Suffering. We tend to think about what defines it, what causes one to suffer. Yes, one could be addicted to searing lungs and numbing pain or the fascination of having tormented one’s mind or the insane game of testing one’s ability to survive extreme conditions. My interest in suffering is not how I suffer, or what causes me to suffer, but instead it’s the small gleams of wisdom derived from suffering. Over the past couple of years, I’ve constantly been hearing the phrase “the fundamentals are good”, and although it’s become a laughable and overused phrase, it does have some real meaning.

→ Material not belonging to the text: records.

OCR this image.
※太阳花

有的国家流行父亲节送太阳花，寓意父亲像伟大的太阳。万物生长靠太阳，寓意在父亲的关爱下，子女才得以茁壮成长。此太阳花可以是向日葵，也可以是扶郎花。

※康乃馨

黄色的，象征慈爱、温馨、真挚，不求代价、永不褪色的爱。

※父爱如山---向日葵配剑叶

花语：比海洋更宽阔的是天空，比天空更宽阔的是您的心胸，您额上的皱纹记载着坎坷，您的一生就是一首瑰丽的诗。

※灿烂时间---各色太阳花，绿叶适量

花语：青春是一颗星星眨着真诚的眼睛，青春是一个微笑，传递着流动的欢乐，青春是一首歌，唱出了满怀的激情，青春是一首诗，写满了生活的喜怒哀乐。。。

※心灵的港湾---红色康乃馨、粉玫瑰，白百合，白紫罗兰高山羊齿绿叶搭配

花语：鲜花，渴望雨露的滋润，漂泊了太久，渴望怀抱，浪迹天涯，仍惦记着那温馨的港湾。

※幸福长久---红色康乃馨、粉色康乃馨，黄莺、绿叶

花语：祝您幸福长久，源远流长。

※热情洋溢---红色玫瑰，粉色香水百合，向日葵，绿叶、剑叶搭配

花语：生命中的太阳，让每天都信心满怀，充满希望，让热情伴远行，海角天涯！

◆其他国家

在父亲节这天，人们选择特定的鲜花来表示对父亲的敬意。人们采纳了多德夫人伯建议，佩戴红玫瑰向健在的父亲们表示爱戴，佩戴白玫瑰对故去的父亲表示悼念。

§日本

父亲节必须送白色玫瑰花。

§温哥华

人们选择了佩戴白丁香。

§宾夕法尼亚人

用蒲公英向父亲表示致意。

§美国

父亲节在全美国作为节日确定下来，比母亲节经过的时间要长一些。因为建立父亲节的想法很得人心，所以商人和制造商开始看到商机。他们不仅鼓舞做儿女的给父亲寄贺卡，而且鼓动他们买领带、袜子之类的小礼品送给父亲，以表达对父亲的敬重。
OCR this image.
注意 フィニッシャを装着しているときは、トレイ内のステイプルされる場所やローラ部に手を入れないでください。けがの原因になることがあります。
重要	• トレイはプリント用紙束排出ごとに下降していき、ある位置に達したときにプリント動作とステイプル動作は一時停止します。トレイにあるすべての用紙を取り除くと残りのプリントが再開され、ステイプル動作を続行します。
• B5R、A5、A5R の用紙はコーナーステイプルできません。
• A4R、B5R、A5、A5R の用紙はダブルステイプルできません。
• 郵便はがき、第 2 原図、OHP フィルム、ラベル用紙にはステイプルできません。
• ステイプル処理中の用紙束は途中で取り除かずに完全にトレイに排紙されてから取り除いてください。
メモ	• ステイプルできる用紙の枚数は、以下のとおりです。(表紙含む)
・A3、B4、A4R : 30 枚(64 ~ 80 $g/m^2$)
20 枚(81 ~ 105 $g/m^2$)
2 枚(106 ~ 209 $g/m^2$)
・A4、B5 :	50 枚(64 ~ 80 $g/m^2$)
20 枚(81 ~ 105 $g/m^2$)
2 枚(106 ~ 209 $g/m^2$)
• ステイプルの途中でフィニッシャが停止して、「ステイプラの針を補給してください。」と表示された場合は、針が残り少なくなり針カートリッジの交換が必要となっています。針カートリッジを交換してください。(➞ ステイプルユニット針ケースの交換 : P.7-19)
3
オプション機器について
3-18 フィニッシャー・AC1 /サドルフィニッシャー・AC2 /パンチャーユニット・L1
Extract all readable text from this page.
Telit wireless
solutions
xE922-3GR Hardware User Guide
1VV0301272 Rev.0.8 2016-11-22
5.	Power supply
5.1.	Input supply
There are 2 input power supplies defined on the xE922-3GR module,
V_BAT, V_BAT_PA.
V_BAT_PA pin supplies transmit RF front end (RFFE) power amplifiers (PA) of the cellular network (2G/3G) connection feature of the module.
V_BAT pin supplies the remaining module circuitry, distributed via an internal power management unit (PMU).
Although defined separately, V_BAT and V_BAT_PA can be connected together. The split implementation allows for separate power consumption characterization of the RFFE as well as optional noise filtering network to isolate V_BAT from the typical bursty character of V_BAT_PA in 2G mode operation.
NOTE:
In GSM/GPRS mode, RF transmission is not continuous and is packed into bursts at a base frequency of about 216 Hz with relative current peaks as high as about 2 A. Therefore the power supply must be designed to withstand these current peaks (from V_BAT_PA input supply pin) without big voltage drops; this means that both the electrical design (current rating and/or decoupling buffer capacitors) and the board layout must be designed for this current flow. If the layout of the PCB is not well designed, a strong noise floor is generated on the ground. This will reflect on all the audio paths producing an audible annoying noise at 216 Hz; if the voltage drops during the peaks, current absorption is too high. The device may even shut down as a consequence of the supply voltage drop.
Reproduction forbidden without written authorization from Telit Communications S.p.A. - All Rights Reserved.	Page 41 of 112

Everyone will experience some degree of suffering because suffering is a fundamental order to moving forward (code word for getting old). Suffering is not pleasant, but it’s a worthy act and without it, I know I’d become stagnant, indifferent, I’d almost venture to say….frozen. In my mind, peace can only come through understanding who you are and what you want. You don’t get to that point by not discovering. I’d imagine the opposite of suffering is being comfortable and the opposite of going forward would be backwards, and if you don’t refuse the status quo, then you accept it. This is why cycling is such an amazing act of living. You must go forward, you must deal with the seat, you can’t escape the elements (okay, you can, but you get the point).
After being in the NICU for a couple of months, I began to take notice of how the place operated like an orchestra, and eventually concluded that the place was a grand opera. The machines beep in a rhythm, people move with a sense of character, there’s drama, comedy, and the occasional flub. There is no one who is without a role. Sounds like being out on a group ride…and although suffering in the NICU is quite different from suffering on a bike, the opportunity is the same. It’s the opportunity to learn something about yourself. I think one disconnect non-cyclist have about cyclist is that we randomly select some stretch of road to become a nuisance to cars and trucks.
The reality is that every cyclist is out there searching…searching for clarity, looking for humility, praying for calmness. Becoming fit is a byproduct of searching, but the bottom line is that we are choosing to suffer. The NICU was a strange, weird place, not too dissimilar from the lifestyle of an avid, rabid, cyclist. We suffer, we search, we discover, we learn. Sounds too simple to be effective, but for me, simple is a good, great thing.